A sumptuous buffet had been provided for £10 per head but some folk chose not to know the price and expected it for free. It had been widely publicised that a £10 donation would be appropriate. The buffet had been prepared by Maureen Skelton and her friends, Jim Kay and Edwin Craggs – it was much appreciated by everyone, whilst Andy Furness manned the bar.
A particular fitting and nice touch was the provision of specially made destination boards ‘King’s Cross – Whitby’. Few people were ‘in the know’ about this, the idea being it would be a pleasant surprise – it was. Thompson carriages were often used as the through carriage on King’s Cross services, coming down to York on ‘The Scarborough Flyer’ then being shunted onto a Whitby-bound service. LNERCA Archivist, John Sutcliffe, deserves commendation for this initiative on the day.
It was a superb occasion and a fitting and rightful culmination to so many years’ hard slog.
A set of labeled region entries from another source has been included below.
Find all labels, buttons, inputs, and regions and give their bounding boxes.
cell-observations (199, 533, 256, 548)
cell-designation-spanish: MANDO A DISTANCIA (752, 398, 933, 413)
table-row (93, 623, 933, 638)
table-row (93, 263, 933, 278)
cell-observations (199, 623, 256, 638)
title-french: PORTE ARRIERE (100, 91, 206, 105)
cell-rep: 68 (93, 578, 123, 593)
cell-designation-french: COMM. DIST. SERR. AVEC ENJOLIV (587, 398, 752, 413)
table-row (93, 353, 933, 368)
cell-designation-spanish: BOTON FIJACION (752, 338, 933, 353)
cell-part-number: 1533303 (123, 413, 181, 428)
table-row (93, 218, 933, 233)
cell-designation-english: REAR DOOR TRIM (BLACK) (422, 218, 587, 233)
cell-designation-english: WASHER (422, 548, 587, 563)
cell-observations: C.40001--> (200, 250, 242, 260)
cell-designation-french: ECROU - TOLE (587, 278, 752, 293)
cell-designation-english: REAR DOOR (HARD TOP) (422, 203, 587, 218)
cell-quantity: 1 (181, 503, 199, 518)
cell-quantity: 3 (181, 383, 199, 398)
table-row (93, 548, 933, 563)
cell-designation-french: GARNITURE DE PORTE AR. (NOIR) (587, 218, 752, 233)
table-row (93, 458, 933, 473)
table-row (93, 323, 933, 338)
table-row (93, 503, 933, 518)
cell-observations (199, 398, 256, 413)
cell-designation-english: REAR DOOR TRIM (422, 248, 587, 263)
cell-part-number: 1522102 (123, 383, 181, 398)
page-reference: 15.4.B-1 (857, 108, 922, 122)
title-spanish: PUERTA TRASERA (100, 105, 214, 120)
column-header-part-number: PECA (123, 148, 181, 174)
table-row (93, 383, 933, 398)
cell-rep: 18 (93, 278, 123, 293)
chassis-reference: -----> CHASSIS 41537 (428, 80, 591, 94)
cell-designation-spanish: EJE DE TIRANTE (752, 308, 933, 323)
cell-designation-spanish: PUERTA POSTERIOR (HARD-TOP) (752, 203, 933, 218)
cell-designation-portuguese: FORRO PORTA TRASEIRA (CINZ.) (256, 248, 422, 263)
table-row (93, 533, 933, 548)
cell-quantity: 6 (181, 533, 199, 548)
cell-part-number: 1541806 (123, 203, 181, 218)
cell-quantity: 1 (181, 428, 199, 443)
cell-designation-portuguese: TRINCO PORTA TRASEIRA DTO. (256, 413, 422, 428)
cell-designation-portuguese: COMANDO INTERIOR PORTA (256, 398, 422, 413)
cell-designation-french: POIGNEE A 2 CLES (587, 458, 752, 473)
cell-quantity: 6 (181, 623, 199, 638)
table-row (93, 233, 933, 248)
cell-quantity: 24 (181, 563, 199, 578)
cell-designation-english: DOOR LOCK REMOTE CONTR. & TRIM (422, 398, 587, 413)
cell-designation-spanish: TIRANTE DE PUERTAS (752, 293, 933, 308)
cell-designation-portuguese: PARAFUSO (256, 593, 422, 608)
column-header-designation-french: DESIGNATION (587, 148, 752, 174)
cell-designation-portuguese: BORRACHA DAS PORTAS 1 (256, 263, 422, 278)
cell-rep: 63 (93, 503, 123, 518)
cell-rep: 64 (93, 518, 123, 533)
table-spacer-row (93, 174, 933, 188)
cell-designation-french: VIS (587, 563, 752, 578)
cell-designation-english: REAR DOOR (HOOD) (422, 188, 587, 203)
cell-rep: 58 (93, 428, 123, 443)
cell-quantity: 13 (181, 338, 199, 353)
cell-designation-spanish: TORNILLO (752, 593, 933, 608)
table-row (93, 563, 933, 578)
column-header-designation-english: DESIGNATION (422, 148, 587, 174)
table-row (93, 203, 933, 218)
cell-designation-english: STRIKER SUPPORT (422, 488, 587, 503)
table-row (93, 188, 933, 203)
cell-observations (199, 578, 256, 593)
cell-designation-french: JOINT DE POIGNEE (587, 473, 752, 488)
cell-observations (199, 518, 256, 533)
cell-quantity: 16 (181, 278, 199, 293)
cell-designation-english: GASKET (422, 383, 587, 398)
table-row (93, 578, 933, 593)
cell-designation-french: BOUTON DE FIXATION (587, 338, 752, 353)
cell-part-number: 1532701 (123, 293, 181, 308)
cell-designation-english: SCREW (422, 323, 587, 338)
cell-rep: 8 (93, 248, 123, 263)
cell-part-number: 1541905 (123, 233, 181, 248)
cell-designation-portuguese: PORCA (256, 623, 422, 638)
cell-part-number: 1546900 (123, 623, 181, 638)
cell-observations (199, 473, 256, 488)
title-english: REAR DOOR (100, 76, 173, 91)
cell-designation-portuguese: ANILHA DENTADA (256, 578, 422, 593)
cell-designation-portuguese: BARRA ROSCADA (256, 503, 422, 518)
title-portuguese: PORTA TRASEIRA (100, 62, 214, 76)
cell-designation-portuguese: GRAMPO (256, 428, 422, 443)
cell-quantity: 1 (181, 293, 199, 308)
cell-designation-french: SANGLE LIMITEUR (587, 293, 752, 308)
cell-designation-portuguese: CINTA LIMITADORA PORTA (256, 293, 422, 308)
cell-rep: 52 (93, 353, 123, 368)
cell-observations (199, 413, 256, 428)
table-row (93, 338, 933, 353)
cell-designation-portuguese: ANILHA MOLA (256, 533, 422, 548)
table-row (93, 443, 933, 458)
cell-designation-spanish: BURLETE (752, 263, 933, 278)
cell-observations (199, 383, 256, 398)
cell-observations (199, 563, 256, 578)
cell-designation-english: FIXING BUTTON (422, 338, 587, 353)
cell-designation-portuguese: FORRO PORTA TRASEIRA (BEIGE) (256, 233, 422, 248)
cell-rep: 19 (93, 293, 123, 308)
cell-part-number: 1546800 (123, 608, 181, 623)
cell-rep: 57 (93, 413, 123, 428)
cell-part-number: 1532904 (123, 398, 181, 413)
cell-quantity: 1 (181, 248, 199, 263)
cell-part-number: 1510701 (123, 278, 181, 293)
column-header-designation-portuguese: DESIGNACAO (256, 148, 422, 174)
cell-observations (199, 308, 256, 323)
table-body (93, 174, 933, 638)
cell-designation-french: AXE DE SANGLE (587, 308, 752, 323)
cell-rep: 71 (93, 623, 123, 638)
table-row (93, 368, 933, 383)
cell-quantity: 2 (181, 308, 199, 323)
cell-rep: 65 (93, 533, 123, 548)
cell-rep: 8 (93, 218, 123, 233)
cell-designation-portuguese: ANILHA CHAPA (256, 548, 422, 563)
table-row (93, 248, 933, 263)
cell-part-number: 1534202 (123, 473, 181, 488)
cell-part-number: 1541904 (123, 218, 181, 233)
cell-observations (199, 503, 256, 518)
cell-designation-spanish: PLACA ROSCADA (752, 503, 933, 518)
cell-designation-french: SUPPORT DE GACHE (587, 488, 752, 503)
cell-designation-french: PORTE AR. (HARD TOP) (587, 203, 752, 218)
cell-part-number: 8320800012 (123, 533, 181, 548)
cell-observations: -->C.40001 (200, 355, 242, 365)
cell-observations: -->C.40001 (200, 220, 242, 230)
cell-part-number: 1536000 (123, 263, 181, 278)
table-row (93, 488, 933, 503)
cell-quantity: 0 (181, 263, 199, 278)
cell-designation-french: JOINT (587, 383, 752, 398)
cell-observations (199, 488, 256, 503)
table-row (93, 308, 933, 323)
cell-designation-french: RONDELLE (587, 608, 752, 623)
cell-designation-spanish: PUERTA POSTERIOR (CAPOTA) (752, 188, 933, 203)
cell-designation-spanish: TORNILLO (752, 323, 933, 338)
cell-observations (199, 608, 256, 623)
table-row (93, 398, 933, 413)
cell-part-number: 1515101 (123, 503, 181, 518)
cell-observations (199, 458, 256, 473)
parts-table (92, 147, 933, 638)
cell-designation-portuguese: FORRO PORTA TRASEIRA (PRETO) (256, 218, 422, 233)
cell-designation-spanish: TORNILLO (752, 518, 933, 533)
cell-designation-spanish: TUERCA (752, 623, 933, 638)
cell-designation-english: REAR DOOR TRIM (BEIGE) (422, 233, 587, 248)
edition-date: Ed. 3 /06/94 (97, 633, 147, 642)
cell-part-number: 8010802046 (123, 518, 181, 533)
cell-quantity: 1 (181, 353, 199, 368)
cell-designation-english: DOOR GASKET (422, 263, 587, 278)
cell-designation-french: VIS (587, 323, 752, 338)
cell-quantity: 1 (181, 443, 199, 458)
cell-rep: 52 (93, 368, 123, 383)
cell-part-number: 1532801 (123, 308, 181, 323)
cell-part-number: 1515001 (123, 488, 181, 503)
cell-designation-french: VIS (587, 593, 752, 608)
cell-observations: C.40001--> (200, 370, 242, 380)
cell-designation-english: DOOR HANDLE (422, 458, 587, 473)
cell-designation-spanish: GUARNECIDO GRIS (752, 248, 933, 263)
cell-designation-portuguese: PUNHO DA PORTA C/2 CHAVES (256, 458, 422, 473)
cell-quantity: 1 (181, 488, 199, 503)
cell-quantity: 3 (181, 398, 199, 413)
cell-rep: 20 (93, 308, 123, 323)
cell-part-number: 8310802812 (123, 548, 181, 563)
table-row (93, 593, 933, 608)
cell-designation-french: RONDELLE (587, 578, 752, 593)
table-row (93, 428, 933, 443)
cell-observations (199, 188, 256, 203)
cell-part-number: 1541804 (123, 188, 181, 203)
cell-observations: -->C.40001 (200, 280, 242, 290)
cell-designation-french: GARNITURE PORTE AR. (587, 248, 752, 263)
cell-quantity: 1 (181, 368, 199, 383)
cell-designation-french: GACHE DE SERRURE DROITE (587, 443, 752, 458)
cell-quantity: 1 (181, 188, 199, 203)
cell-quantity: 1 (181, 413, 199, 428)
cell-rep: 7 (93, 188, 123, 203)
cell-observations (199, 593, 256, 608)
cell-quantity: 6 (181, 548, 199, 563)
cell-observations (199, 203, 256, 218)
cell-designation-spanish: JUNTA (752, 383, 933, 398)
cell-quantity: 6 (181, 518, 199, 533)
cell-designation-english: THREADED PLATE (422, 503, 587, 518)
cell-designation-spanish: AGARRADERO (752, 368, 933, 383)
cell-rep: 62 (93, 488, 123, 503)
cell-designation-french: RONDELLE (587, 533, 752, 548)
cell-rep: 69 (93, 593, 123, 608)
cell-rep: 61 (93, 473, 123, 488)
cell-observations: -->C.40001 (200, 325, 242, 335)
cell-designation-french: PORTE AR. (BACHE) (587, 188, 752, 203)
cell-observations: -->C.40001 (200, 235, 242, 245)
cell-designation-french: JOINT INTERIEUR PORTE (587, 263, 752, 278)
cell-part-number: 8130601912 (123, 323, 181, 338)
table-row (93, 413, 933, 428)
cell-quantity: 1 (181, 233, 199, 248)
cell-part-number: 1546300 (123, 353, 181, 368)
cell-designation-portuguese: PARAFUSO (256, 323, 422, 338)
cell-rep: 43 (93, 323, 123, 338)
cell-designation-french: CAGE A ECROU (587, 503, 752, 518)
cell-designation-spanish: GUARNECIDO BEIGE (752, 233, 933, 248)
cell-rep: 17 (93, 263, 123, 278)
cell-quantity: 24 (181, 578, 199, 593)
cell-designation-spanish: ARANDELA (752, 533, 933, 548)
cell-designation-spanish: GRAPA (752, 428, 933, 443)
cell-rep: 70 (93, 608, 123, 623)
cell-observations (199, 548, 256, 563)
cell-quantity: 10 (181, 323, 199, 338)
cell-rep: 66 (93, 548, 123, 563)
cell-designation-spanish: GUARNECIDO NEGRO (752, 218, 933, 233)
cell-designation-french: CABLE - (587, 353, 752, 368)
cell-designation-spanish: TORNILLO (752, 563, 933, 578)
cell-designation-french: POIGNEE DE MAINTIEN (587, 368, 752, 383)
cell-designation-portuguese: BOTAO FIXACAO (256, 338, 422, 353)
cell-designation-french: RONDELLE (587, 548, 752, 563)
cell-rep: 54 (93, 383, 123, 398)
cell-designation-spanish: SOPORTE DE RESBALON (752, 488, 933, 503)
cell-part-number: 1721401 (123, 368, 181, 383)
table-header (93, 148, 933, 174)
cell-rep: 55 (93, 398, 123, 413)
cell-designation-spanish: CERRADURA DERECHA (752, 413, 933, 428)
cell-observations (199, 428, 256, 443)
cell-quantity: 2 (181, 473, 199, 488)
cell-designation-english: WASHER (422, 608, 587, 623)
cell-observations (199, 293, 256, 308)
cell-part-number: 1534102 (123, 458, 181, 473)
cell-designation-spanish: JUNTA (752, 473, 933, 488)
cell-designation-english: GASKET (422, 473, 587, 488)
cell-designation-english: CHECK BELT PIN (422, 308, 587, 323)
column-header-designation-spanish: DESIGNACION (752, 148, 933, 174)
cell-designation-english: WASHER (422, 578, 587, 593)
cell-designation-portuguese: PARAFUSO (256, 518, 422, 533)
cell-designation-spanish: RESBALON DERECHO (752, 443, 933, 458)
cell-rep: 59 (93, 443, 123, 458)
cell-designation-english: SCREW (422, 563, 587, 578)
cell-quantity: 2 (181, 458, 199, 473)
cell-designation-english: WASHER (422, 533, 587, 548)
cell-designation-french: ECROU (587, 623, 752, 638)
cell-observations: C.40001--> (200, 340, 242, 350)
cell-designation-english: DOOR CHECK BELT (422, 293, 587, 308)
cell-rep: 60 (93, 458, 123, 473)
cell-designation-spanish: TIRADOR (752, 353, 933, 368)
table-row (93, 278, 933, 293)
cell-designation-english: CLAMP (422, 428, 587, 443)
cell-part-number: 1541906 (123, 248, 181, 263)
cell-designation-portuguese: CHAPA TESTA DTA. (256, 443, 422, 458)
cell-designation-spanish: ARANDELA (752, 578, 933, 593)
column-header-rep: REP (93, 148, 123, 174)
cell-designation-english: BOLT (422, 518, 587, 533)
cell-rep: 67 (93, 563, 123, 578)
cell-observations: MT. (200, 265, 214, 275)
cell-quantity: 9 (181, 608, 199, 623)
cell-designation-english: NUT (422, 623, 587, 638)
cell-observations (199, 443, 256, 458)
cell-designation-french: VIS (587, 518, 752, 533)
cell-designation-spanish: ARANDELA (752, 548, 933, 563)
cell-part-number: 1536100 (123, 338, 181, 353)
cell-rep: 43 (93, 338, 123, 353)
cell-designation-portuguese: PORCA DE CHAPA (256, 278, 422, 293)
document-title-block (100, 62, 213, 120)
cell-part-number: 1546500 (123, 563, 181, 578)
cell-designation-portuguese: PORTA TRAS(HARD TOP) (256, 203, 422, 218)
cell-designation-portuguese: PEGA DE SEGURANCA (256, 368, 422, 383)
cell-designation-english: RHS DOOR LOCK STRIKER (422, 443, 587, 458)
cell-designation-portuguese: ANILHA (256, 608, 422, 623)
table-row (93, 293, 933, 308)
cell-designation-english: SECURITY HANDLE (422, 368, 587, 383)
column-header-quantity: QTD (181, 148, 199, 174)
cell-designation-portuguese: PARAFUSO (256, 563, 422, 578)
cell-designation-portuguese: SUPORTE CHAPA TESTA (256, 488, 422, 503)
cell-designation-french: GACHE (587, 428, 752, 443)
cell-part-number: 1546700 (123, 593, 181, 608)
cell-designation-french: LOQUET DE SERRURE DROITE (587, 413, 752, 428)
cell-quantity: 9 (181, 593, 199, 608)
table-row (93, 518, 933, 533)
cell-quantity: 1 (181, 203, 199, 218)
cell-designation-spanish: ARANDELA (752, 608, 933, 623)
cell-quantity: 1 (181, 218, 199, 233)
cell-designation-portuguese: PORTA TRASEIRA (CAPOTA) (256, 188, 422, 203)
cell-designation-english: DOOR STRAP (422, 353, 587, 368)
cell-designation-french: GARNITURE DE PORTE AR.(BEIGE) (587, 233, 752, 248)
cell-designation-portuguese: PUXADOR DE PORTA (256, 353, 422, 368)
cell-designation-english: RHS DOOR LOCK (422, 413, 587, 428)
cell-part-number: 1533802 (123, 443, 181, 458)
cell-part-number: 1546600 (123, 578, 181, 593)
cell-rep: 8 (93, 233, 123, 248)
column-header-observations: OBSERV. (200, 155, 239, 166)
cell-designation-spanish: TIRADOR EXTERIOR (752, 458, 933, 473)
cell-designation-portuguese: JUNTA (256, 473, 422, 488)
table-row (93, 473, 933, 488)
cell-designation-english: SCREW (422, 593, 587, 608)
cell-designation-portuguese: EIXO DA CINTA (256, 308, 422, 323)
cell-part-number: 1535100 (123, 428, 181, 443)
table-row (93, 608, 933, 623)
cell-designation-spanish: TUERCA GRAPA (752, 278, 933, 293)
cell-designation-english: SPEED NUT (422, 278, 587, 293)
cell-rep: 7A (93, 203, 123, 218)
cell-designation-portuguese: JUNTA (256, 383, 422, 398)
The Trust Chairman attended, as did Tom Bright from ‘Steam Railway’ magazine.
The local media in general showed no interest – a considerable disappointment.
LNER Fish Van E75169
The Fish Van is home! It arrived on a transporter at New Bridge on Tuesday September 27th and was unloaded the same morning. In the afternoon, the C&W Class 08 shunter came to collect it and took it to Pickering yard. The following day, it was craned onto its temporary isolated piece of track alongside the LNERCA’s workshop where it will now be rebuilt.
Andrew Daniel will be in charge of the woodwork necessary. An inspection of the NRM’s ‘Blue Spot’ fish van took place place on October 7. For this we are grateful to Curator Bob Gwynne. The inspection revealed that there are considerable differences between the later roller-bearing variation (diagram 800) and the earlier LNER design (ours) – diagram 214.
Much of the old woodwork from 75169 was retained as patterns.
Work will now progress at the same time as work on ECJS 189
East Coast Joint Stock Restaurant Third No. 189
Marcus Woodcock has continued replacing defective half pillars along the bodyside. The old ones are sawn out and the new ones carefully cut to size, then glued and screwed into position.
Meanwhile, along both sides of the clerestory roof, all the maroon paint and sealant is being removed, together with prising out the scores of tacks which held the clerestory roof canvas in position.
Yet another setback has taken place, further justifying the epithet of ‘the coach which goes backwards’. A patch of rot has been found under most of the steel carline ends on the clerestory roof and all the steel screws holding the carline down are badly corroded. (The carline is sometimes called a hoopstick, which spans from one side pf the coach body to the other, and onto which the roof boards are bolted). The easiest way to remedy this will be to remove the carline, splice in a new timber pad under the ends and re-screw down. This of course means removal of the roof boards, this is not too much of a disaster as because we have already taken the decision to replace the centre roof board to help support the light fittings, so most of the boards will have to be removed anyway.
LNER Composite Corridor (CK) No. 18477.
We await 18477 being shunted into Pickering yard where contractors will remove residual asbestos insulation. When this is complete, Andrew Daniel will then fit the new framing to the corridor side. 18477 will then be shunted back into the Long Siding pending raising of funds for the next stage of its restoration.
Do come along for a few hours to lend a hand and to see if you enjoy it – it really is most rewarding to help restore a carriage – something to see at the end of it.